Glad to hear from you, Jackie, but sorry to hear you are so down.

Your wounds are still very fresh, and you have had to endure so much, dealing with the aftermath of your beloved Joe's death.  It isn't surprising you need some time off and are feeling so much sorrow.

I hope you are getting the support and help you need to get through this terrible time.  It's tricky business to let yourself grieve, but to also let yourself heal and find motivation and purpose again in your life.

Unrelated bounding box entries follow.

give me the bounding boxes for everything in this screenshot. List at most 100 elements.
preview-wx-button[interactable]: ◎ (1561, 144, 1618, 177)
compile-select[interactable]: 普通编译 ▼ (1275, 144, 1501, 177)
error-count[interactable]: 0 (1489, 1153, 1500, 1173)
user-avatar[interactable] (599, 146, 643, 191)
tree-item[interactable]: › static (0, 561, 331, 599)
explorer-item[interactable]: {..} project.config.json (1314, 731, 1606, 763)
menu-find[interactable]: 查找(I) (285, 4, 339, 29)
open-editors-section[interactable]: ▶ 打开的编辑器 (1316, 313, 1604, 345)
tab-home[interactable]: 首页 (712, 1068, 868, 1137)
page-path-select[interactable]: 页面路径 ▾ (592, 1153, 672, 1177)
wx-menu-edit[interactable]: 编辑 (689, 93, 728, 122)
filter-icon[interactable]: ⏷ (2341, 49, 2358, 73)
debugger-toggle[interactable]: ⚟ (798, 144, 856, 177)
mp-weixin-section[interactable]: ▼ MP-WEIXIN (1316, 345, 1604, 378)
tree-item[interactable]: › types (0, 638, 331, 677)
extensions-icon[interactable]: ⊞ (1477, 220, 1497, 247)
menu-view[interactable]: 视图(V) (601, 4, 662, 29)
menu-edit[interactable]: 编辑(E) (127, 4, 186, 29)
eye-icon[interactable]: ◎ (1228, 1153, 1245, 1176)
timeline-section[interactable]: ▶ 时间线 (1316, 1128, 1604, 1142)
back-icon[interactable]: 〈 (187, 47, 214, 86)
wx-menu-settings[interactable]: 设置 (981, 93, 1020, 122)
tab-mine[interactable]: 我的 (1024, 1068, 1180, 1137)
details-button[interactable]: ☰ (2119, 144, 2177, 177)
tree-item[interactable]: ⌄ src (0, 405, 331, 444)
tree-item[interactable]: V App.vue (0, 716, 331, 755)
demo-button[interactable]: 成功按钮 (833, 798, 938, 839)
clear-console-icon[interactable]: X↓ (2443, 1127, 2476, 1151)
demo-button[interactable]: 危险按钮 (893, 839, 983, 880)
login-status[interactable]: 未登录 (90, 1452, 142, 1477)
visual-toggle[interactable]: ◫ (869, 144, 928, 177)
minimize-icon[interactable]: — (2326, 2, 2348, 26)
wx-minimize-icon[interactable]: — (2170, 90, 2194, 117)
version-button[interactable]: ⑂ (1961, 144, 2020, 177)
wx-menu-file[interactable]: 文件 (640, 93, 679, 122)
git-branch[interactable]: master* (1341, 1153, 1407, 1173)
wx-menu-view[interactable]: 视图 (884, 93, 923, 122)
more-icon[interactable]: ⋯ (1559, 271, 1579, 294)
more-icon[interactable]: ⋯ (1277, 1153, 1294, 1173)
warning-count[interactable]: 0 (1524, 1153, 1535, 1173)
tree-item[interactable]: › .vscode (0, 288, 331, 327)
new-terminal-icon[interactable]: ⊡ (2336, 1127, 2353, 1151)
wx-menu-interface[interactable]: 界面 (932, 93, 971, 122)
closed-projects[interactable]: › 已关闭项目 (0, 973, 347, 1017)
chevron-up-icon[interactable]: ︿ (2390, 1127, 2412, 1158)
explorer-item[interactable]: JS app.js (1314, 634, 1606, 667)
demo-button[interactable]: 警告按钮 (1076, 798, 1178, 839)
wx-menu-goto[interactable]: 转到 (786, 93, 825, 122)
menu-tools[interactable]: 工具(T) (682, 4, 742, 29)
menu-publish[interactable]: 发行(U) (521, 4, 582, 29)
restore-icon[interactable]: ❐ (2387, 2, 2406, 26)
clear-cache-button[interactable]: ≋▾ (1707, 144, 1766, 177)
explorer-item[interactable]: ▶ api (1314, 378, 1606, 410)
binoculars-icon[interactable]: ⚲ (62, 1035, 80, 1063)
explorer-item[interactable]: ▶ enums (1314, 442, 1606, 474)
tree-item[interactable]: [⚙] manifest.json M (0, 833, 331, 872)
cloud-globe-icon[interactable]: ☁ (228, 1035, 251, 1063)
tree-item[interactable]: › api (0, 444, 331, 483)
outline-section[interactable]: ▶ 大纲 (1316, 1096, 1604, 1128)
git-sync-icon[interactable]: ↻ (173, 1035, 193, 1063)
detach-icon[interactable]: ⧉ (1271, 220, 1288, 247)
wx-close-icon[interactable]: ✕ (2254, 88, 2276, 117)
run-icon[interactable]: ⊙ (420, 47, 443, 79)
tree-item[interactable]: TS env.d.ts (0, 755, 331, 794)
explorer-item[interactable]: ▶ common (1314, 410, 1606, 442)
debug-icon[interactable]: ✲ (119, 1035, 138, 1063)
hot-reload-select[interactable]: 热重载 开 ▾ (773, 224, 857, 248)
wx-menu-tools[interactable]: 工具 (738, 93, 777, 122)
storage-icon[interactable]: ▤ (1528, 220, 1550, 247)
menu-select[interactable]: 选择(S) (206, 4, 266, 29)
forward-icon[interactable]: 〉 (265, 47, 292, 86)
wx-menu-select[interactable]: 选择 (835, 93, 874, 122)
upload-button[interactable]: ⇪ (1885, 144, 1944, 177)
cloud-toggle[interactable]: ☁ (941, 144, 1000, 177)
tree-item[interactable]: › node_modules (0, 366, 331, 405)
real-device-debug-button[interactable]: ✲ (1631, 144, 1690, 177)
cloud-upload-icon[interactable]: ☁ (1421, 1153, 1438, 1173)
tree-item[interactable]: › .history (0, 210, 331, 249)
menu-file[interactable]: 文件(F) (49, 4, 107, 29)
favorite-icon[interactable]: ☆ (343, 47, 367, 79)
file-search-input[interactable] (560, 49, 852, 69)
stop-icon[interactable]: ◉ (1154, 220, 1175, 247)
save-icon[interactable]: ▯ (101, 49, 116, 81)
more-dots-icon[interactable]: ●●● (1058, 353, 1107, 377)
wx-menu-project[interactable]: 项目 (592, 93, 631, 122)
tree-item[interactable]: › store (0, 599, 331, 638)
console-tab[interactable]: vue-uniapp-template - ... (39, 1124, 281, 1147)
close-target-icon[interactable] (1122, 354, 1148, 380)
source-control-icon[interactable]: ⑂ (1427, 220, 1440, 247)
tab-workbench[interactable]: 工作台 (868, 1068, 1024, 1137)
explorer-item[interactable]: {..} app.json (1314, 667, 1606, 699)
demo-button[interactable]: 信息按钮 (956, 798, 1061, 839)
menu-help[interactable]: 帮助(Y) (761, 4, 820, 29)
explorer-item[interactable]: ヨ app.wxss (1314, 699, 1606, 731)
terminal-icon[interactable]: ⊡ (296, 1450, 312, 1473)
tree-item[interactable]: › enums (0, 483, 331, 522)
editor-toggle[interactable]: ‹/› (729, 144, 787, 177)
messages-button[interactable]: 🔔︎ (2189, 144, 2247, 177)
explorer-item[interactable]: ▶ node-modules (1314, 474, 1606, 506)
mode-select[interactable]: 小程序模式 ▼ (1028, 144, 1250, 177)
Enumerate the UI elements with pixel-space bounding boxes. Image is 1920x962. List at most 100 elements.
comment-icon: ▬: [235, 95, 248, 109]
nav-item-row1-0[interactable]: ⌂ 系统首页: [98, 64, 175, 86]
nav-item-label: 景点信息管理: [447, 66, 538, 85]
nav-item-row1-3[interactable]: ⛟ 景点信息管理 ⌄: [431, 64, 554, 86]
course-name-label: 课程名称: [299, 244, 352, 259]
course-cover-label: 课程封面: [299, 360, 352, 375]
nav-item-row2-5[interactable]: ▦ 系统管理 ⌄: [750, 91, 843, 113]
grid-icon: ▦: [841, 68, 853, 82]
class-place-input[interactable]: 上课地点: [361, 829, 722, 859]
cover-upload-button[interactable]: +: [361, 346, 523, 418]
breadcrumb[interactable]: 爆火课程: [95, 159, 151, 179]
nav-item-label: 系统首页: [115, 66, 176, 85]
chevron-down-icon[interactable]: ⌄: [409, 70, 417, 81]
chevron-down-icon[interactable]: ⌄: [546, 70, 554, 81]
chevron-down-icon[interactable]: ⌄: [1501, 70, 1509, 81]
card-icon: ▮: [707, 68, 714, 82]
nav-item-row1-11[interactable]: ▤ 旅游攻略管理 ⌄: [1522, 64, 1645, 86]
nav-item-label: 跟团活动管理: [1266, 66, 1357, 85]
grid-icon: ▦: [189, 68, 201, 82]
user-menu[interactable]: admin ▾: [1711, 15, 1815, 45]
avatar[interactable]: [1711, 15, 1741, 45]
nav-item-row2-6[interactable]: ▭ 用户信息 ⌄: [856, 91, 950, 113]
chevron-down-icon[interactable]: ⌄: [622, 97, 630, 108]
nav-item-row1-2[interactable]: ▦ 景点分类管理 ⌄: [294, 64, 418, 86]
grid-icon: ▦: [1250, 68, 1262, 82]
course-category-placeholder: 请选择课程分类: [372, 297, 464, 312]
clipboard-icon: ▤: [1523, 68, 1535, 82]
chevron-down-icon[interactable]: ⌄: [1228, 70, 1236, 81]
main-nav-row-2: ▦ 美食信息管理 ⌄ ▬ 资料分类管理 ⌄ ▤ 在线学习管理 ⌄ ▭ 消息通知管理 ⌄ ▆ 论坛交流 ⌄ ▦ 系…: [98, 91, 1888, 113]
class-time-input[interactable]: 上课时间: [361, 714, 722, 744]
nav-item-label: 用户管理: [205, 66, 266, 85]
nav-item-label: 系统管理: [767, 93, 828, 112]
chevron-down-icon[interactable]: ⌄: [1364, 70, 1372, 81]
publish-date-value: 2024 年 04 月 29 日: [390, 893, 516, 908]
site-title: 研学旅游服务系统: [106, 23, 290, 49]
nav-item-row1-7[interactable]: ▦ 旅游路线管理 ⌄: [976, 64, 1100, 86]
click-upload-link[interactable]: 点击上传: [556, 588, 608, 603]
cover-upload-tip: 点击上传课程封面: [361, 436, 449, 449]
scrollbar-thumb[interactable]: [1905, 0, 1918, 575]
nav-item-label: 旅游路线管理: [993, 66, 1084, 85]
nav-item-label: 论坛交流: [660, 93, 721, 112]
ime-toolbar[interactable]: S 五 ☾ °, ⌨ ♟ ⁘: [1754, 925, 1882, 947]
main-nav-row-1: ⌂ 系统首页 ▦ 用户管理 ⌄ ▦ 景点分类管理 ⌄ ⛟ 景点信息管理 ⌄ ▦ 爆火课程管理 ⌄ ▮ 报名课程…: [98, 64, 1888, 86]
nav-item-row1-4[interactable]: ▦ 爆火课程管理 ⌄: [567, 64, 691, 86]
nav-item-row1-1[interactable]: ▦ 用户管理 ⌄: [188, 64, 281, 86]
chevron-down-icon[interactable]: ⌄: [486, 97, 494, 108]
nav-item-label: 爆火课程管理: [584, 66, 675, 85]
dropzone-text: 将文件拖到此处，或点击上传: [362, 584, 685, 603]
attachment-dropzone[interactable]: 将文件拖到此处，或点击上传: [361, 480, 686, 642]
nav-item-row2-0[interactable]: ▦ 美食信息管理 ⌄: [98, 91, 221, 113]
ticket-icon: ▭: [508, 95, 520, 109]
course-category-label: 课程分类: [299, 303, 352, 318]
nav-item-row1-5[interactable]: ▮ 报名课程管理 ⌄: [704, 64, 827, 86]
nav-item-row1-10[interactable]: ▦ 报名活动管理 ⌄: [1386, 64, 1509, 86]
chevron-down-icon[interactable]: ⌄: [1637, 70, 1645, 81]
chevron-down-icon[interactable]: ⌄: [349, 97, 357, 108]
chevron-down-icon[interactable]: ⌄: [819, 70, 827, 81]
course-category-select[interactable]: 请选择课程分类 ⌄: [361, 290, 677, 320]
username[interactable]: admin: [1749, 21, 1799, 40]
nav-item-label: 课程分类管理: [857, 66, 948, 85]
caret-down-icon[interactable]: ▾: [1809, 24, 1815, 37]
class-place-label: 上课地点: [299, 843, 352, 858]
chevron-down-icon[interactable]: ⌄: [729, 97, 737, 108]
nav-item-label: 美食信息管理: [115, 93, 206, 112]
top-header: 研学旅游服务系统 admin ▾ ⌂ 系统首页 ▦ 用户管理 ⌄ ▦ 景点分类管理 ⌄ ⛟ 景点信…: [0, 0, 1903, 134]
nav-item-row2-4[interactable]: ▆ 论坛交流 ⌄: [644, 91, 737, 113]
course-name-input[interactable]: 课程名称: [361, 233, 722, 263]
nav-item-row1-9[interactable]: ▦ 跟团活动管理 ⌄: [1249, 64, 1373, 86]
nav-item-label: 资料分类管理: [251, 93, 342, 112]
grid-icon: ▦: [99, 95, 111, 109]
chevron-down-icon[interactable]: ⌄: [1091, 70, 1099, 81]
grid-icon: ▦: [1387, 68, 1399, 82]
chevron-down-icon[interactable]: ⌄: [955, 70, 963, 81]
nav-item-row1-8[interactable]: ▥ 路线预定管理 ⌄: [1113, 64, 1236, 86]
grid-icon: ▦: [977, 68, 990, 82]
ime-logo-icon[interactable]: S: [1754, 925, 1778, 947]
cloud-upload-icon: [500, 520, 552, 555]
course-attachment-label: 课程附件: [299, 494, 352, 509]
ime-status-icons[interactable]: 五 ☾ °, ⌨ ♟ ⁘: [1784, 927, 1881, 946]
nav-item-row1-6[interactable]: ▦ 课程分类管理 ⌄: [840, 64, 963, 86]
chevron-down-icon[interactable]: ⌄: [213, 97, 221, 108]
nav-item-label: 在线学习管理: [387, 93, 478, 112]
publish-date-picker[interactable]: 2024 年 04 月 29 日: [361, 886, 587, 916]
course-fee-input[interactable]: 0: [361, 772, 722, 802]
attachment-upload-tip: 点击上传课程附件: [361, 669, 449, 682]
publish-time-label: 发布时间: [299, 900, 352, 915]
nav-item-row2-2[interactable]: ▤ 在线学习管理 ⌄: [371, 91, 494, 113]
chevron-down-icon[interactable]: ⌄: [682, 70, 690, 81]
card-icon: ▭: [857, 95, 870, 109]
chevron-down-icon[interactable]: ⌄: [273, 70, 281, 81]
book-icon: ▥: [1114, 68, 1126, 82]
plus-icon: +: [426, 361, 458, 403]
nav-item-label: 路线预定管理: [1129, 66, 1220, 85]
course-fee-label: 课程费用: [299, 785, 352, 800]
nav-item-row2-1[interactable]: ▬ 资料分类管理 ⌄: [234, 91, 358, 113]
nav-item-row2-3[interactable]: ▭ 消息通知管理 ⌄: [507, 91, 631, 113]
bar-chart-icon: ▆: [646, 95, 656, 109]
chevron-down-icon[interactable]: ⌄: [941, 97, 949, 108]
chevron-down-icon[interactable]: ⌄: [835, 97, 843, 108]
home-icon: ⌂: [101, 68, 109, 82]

Take the time you need, and come here anytime to share.
Title: Re: Where is justice?
Post by: jaxsaint on March 19, 2011, 08:38:22 AM
One Year Lament

Today is one year since Joe was hit by a drunk driver. Although he didn't take his last breath and his heart didn't stop till the 23rd, my world stopped one year ago today. Everything goes on outside, but I'm still where I was when I got that phone call from the hospital. Again, Miss Haversham. Stop all the clocks! W.H. Auden said it best, "he was my north, my south, my east and my west." How do I start my world spinning again when I can't even feel my own heart beat? How can I find my way when all directions have been lost?

Jackie

Title: Re: Where is justice?
Post by: Terry on March 19, 2011, 10:36:50 AM

Thinking of you today, Jackie and will keep you in my heart on the 23rd, missing Joe so.